It’s not easy to talk about mental illness with elderly loved ones who are suffering from mental health issues. Chances are, you’ll offend them or upset them unintentionally. As a caregiver, it’s not an excuse if you didn’t mean to make your patients react violently with your actions because it’s your duty to know the right way to approach them. Ignorance is not a claimable reason to absolve you from the consequences of the problems you’ve caused.
Reports say that between 14-20% of the entire senior’s population suffers from one or more mental health issues which include dementia, depression, and other problems caused by substance abused. While both the natural physical and cognitive impairments result from aging, psychological issues can also impose danger on an elderly’s health and place stress to family members. So what could caregivers, like you, do to address the issues?
Senior Mood Disorders Treatment
Some seniors don’t accept assistance and treatment because of health denial. They don’t accept the obvious fact that they are mentally ill and in most cases, they never want to bring up the topic of them having mental disorders. They thought it was all part of aging, which is inevitable to happen. True enough, however, it is per advised by health experts to provide them with professional help if behavioral and mood changes show up.
If elderly patients don’t acknowledge their disorder, focus on the symptoms instead. This works well to encourage them to schedule a doctor’s visit. Through right diagnosis and proper treatment, you may slow down the symptoms while at the same time; avoid any lucid communications with them.

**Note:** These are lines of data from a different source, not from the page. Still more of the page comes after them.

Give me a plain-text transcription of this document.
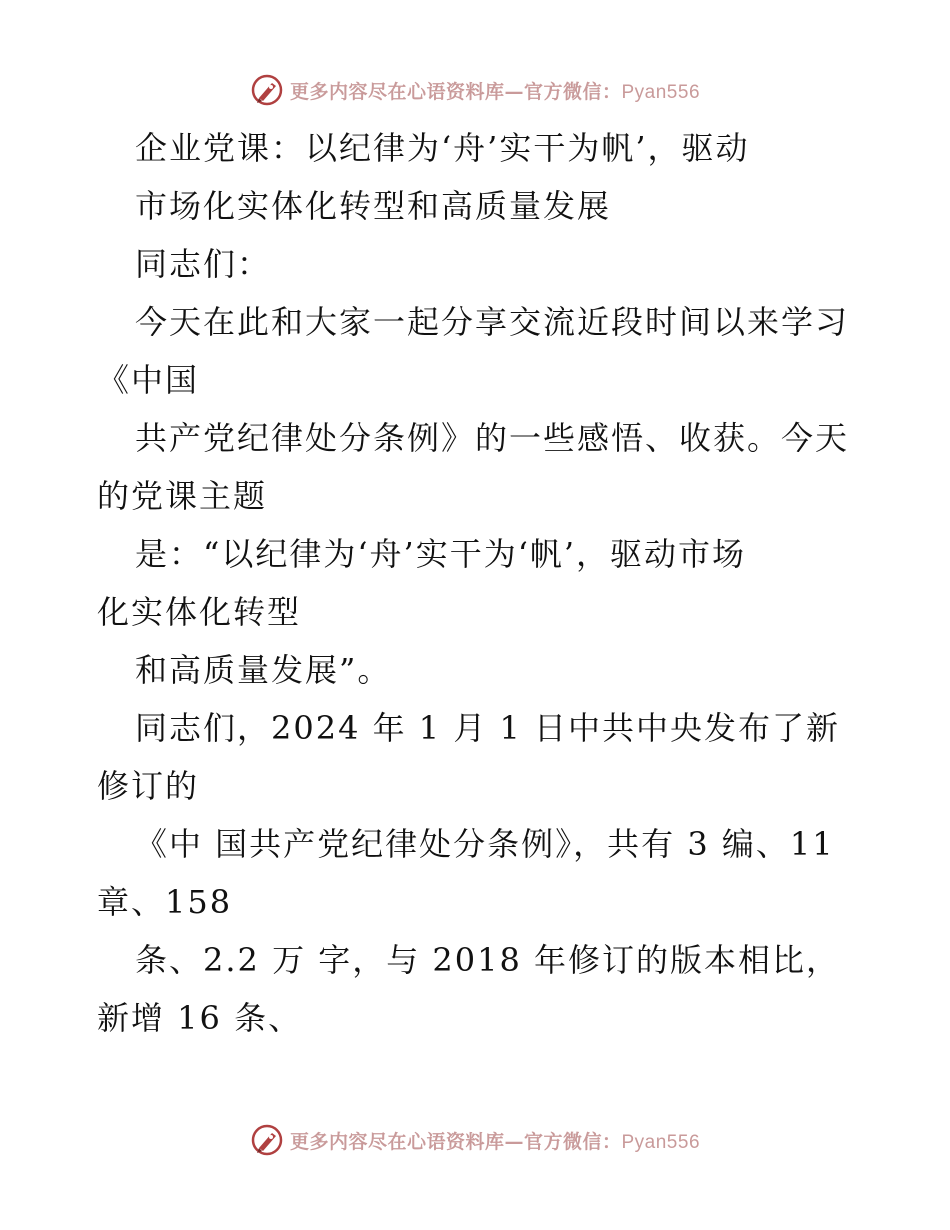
更多内容尽在心语资料库—官方微信：Pyan556
企业党课：以纪律为‘舟’实干为帆’，驱动
市场化实体化转型和高质量发展
同志们：
今天在此和大家一起分享交流近段时间以来学习
《中国
共产党纪律处分条例》的一些感悟、收获。今天
的党课主题
是：“以纪律为‘舟’实干为‘帆’，驱动市场
化实体化转型
和高质量发展”。
同志们，2024 年 1 月 1 日中共中央发布了新
修订的
《中 国共产党纪律处分条例》，共有 3 编、11
章、158
条、2.2 万 字，与 2018 年修订的版本相比，
新增 16 条、
更多内容尽在心语资料库—官方微信：Pyan556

Expect that handling elderly patients is emotionally taxing. Being said that, make ways to seek out resources and support for yourself. Ask health professional motivation or attend support groups to gain strength and motivation to outperform the emotional attack.
Best Conversational Strategies
If it becomes too difficult to convince your elderly loved ones to undergo a home care, here are conversational strategies to let them do so, and further inform them the need to take additional senior care.
- Ensure consistency in medication. Facing a mental disorder is a tough situation among elderly patients. Every effort, even the lowest type of medication can help slow down anxiety build up.
- Discuss on a calm situation. Any time is not an ideal time to discuss such a sensitive topic. The best way is to find time when both of you are calm and are ready to listen. And on the discussion, explain the needs, stress and benefits this will incur you both, and as always, don’t forget to compromise.
- Resist emotional outbursts. An elderly can be strident in a sudden way so when this happens, take resistance to emotional outbursts. It will only increase anxiety which might lead to a communication shut down.
- If the first attempt fails, try again. There’s no guarantee you’ll be able to convince your patient at your first attempt, but it doesn’t mean you give up. If you become emotional and if the conversation went wrong, take a break and choose another great time to discuss it calmly with your patient.
- Get the paperwork done, if badly needed. When the patient becomes life-threatening to his/her own self, discussion might no longer be the best solution. If the patient is under your care, it’s right to acquire a medical power of attorney so they can make the final decision in your stead. There are some types of mental disorders that pose great danger. One case is bipolar.